Authors: Jiacheng Xu, Zhe Gan, Yu Cheng, Jingjing Liu
Paper reference: https://aclanthology.org/2020.acl-main.451.pdf
Contribution
This paper proposes a discourse-aware extractive summarization model, DiscoBERT, which operates on a sub-sentential discourse unit level to perform compression with extraction simultaneously and reduce redundancy across sentences. It proposes two discourse-oriented graphs (RST Graph and Coreference Graph) as inductive bias to capture long-range dependencies among discourse units.
Details
Discourse Analysis
In the Rhetorical Structure Theory (RST) framework, the discourse structure of text can be represented in a tree format. The whole document can be segmented into contiguous, adjacent and non-overlapping text spans called Elementary Discourse Units (EDUs). Each EDU is tagged as either Nucleus or Satellite, which characterizes its nuclearity or saliency. Nucleus nodes are generally more central, and Satellite nodes are more peripheral and less important in terms of content and grammatical reliance.
RST Graph
RST Graph aims to provide both local paragraph-level and long-range document-level connections among EDUs
Coreference Graph
For each coreference cluster, all the discourse units containing the mention of the same cluster will be connected. This process is iterated over all the coreference mention clusters to create the final Coreference Graph.
Model
The paper formulates the extractive summarization as a sequential labeling task, where each EDU is scored by neural networks, and decisions are made based on the scores of all EDUs. The creation of oracle labels is operated on EDU level.
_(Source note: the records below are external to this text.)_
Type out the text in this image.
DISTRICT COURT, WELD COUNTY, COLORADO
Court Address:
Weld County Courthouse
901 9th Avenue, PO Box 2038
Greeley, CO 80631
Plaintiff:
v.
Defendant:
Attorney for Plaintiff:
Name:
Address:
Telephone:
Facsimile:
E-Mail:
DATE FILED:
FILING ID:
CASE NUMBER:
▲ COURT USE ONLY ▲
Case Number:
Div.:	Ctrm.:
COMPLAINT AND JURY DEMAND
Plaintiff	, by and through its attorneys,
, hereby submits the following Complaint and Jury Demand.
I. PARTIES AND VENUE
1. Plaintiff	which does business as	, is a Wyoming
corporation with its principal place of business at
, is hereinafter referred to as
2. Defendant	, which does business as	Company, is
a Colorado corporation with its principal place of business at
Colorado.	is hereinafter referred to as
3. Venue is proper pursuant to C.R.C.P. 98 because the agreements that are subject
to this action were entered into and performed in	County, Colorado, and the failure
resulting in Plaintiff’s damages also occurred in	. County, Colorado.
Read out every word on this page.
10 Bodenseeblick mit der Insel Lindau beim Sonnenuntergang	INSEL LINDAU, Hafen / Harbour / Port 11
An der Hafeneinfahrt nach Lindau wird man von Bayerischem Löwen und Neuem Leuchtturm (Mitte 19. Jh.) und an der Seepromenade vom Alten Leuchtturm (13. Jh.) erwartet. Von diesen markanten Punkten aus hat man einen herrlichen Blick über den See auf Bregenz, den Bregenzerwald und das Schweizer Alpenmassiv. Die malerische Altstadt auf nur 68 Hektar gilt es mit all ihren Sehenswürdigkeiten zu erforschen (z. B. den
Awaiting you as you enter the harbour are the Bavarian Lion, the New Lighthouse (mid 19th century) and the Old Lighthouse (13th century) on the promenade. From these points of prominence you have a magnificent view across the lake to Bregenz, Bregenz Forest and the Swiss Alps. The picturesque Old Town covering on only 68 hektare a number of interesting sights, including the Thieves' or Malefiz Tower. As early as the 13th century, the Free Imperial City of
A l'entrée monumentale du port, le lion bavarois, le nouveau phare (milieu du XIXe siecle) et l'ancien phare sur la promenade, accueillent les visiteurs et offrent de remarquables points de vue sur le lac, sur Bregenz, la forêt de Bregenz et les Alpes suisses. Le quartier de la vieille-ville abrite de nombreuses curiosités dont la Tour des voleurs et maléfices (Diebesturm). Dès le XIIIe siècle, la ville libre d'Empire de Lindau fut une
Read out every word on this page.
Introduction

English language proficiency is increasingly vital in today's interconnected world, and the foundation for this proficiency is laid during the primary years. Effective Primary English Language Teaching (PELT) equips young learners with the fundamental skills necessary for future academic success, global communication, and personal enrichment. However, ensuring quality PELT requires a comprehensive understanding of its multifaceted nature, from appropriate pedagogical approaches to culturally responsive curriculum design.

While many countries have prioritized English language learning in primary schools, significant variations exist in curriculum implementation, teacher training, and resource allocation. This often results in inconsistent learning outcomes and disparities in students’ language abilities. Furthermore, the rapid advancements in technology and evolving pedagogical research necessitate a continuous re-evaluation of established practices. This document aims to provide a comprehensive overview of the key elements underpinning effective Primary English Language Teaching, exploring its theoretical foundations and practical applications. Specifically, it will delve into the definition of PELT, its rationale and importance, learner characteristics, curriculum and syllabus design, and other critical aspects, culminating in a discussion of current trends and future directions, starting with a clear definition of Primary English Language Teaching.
The paper greedily picks up EDUs with their necessary dependencies until R-1 F1 drops.
Steps:
(1) A pretrained BERT model is first used to encode the whole document on the token level;
(2) A self-attentive span extractor is used to obtain the EDU representations from the corresponding text spans (EDU);
(3) The Graph Encoder takes the output of the Document Encoder as input and updates the EDU representations with Graph Convolutional Network based on the constructed discourse graphs;
(4) Predict the oracle labels based on updated EDU representations.